Auto sales fall 13.7% in May amid ride-sharing industry consolidation

Auto sales fell 13.7% year-on-year in May, including a 19.6% decline in the sales of cars, according to the Chamber of Automotive Manufacturers of the Philippines, Inc. (CAMPI).
CAMPI released only a table of sales numbers showing volume of 30,620 autos shipped to buyers in May. It did not accompany the table with a statement discussing the reasons for the sales decline, though car dealers have said that they expect higher auto excise taxes in force at the start of 2018 to dampen sales.
The May report comes amid consolidation in the ride-sharing industry, which is a leading buyer of cars, after Uber Technologies Inc. announced its withdrawal from Southeast Asia in March.
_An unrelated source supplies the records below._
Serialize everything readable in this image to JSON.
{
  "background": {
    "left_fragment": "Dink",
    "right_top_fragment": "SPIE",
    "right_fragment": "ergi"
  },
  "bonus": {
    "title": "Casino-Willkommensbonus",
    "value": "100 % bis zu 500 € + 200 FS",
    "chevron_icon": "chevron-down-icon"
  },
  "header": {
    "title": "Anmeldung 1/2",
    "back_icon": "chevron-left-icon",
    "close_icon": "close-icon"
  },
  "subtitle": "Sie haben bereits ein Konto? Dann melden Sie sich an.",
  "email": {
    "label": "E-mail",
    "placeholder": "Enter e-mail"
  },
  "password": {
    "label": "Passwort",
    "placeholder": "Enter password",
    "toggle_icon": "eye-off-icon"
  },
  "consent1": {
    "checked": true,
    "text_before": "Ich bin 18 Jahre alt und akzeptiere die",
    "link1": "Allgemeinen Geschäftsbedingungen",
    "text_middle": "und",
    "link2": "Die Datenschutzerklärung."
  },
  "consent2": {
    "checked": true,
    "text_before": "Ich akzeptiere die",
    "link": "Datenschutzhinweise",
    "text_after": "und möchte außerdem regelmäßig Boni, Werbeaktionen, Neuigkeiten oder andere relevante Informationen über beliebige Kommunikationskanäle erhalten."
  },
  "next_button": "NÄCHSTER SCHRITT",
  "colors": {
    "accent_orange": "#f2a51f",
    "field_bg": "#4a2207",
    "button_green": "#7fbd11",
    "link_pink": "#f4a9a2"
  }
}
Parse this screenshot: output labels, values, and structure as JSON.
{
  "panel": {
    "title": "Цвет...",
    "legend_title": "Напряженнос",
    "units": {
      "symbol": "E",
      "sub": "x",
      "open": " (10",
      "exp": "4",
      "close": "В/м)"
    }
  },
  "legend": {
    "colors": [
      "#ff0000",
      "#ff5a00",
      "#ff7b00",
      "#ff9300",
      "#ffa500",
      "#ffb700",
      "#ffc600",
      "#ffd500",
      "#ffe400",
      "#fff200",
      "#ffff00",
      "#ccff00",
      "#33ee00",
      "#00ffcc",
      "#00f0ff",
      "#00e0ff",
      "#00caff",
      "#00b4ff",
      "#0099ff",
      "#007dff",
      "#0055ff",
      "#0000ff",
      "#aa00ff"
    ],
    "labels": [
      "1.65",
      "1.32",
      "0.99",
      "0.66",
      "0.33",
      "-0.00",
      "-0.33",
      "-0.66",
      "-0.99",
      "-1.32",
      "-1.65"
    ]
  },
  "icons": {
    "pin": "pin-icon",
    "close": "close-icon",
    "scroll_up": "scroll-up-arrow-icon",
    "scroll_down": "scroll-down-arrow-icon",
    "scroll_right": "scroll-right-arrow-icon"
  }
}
The Bangko Sentral ng Pilipinas (BSP) also raised interest rates on May 10, possibly clouding the outlook for future car transactions financed with loans.
CAMPI, one of two automotive associations that supplies statistics about auto sales, counts among its members the car companies that assemble locally, and its sales figures reflect the state of the market for mass-market cars, as opposed to higher-end cars which tend to be imported.
In the five months to May, auto sales fell 10.3% to 142,240 units, CAMPI said. In May the single biggest year-on-year decline was posted by the Asian Utility Vehicle (AUV) segment at 4,606 units, though the total rose 33.9% from April.
Sales of commercial vehicles, which are a proxy for durable-goods investment and broader economic activity, fell 10.8% year-on-year in May to 21,219 units. In the five months to May sales fell 10.5% year-on-year to 94,022 units.